Ce lundi 14 juillet 2025, à l’âge de 76 ans, l’homme en noir s’est éteint des suites d’un cancer du foie. Avec lui disparaît une figure tutélaire de la télévision française, celui qui aura accompagné trois générations de téléspectateurs dans leur découverte du petit écran, de Bains de minuit aux Terriens du samedi.

Un alchimiste de l’impertinence

Thierry Ardisson, c’était d’abord un regard. Celui d’un ancien publicitaire qui avait compris que la télévision était avant tout affaire de formules percutantes et d’images marquantes. « Quand c’est trop, c’est Tropico » « Chausséééé aux Moines » et enfin « Lapeyre, y’en a pas deux » : le slogan qu’il avait conçu dans son bain, « complètement défoncé » selon ses propres mots, préfigurait déjà sa capacité à créer des moments inoubliables.

C’est d’abord sur les plateaux de télévision que ce natif de Bourganeuf révéla son véritable talent.
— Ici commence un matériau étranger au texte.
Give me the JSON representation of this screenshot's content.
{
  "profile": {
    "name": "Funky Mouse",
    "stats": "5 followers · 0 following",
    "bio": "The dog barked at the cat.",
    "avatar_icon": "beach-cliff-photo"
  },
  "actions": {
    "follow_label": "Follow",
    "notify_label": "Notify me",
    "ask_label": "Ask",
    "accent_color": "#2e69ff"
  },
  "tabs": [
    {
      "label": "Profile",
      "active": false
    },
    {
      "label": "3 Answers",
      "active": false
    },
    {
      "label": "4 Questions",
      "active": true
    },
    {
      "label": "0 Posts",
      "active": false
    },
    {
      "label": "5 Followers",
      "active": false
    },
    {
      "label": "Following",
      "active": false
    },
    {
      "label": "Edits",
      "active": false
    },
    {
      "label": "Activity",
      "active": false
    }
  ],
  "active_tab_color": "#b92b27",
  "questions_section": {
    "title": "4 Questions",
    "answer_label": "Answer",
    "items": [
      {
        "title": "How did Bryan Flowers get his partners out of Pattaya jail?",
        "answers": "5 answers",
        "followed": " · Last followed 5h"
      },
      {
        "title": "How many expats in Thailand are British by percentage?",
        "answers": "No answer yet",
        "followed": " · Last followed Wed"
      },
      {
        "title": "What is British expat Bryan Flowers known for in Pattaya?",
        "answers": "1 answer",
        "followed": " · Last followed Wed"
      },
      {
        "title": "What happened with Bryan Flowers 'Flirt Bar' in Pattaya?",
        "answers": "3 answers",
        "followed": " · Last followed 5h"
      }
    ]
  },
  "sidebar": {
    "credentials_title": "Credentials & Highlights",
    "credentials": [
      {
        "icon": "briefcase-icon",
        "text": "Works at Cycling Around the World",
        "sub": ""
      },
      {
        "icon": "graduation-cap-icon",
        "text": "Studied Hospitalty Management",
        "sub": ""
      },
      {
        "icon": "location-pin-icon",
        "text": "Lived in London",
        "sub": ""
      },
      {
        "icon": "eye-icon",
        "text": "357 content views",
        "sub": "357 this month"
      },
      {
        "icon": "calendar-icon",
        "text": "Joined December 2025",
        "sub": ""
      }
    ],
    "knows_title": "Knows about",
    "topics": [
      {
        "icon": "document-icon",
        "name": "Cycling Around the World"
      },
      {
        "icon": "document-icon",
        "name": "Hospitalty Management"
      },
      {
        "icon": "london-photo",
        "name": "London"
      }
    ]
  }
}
D’abord avec Bains de minuit sur La Cinq en 1987, émission révolutionnaire tournée dans la mythique discothèque Les Bains Douches. Puis avec Lunettes noires pour nuits blanches sur Antenne 2, où il imposait déjà ce style si particulier : questions directes, silences calculés, et cette façon unique de faire parler ses invités.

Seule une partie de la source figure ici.